My only guess as to why they came up with this is excuse is that to be praying in the church after it got closed would be to disobey the orders of the diocese, the very people that we're supposed to be standing up to. And since much of this parish is traditionalist-style Catholic (I'm a traditionalist in aesthetics, but I'm certainly not one in thinking. I've been accused of being one by liberal Catholics, and extremist traditionalists, or "traddies", as I call them, have accused me of being liberal. Which I'm not.), ie, they believe you have to obey what the priests/bishops tell you, even when it's a fine-point matter that really doesn't work for you.
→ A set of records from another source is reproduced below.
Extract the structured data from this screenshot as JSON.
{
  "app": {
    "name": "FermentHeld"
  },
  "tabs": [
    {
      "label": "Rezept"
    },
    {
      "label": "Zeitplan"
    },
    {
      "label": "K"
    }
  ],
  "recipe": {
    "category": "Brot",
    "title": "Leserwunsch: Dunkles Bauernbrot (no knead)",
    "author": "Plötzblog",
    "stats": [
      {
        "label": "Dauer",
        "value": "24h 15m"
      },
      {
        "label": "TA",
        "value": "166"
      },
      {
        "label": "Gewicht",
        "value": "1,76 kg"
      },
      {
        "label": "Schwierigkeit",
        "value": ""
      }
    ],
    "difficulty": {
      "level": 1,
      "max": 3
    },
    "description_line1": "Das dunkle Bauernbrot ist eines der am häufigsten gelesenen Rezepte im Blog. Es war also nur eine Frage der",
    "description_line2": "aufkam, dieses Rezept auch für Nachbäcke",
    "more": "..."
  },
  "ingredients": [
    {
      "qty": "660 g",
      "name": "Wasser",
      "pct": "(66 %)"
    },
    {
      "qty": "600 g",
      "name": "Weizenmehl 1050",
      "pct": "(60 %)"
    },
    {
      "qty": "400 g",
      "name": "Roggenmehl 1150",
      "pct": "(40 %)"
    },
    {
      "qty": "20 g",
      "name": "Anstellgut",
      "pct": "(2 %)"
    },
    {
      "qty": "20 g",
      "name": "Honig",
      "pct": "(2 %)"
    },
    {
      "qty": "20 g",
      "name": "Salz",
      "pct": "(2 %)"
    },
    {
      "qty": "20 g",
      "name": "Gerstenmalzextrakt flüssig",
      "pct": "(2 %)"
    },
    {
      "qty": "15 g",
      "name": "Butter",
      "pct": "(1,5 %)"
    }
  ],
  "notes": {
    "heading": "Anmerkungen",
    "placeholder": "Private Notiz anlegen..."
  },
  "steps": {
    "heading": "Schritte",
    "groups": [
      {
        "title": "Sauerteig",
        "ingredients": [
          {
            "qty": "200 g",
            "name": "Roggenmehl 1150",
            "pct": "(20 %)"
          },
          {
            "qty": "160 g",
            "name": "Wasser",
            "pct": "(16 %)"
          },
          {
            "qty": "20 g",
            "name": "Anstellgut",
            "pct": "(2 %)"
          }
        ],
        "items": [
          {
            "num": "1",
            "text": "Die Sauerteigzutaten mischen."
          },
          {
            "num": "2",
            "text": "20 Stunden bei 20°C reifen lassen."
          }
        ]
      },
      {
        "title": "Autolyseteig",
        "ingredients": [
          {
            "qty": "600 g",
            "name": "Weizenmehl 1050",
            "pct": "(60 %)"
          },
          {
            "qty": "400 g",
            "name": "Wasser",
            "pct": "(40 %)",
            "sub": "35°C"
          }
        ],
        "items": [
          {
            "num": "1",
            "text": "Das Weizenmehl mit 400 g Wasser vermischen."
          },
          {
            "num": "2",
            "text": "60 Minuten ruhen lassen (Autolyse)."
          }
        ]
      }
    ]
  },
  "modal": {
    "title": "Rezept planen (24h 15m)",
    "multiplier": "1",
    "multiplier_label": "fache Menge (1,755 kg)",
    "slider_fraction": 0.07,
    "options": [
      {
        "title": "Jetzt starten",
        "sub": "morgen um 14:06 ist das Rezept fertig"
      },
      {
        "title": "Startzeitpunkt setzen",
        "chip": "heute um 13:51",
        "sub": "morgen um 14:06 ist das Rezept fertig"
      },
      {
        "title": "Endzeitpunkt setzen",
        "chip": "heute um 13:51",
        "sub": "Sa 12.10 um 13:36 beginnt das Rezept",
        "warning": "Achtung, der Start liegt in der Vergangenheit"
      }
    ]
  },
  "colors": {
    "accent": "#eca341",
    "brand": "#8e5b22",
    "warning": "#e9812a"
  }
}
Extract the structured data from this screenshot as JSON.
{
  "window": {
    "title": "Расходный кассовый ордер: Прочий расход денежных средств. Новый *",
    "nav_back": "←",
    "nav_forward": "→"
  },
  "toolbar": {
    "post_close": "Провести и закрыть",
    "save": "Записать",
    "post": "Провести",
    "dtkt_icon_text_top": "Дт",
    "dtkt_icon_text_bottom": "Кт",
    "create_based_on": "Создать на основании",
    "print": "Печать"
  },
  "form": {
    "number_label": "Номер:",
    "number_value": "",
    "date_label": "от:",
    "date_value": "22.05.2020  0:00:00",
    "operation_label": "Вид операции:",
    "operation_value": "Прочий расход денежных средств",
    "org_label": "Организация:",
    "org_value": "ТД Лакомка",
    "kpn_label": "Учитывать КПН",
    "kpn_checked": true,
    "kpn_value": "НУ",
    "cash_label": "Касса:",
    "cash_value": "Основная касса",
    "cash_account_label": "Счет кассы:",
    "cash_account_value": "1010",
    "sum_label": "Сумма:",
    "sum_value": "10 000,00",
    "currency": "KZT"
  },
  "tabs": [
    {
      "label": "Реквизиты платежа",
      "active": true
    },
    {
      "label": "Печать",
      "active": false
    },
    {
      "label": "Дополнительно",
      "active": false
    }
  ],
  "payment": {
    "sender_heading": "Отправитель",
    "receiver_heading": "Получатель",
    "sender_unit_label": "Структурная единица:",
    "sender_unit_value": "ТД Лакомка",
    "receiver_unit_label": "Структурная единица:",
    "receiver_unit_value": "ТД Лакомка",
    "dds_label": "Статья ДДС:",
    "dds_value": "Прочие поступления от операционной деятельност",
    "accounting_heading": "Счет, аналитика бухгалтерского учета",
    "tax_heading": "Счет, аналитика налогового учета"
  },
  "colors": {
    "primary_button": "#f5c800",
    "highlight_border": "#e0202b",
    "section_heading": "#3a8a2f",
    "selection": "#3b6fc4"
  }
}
Now, I can follow what a priest or a bishop tells me as long as it doesn't clash with the teachings of the Church. But when it has to do with where and how I'm going to worship within the bounds of the Faith, or it has something to do with what I should be doing with my life that doesn't clash with the moral code, and it doesn't square with what works for me, I know enough to draw the line. I know enough not to let anyone push me around in this regard. I'm like St. Katherine Drexell in this regard: she wanted to be a nun, her family -- which was very well-to-do; I think her father was a Pennsylvania coal and oil baron -- wanted her to find a nice man to marry; she spoke to a priest about it, who told her to go along with what her family wanted for her. She quietly resisted and went on to found an order of teaching Sisters who worked with American Indians and Blacks in the West, helping them raise their quality of life.
I know, the people in my parish are screwed in the head. They're trying to appeal their case, but it's bogged down with the usual legal red tape. I don't think the church is reopening any time soon, and if it winds up that it never reopens, I can't help wondering if these people who refused to let themselves be a little civilly disobedient wound up gutting their last chance. If it never reopens, they may have their own stubbornness and resistence to change to blame. It's a zero-sum game between two groups of rules-lawyers, is what it is.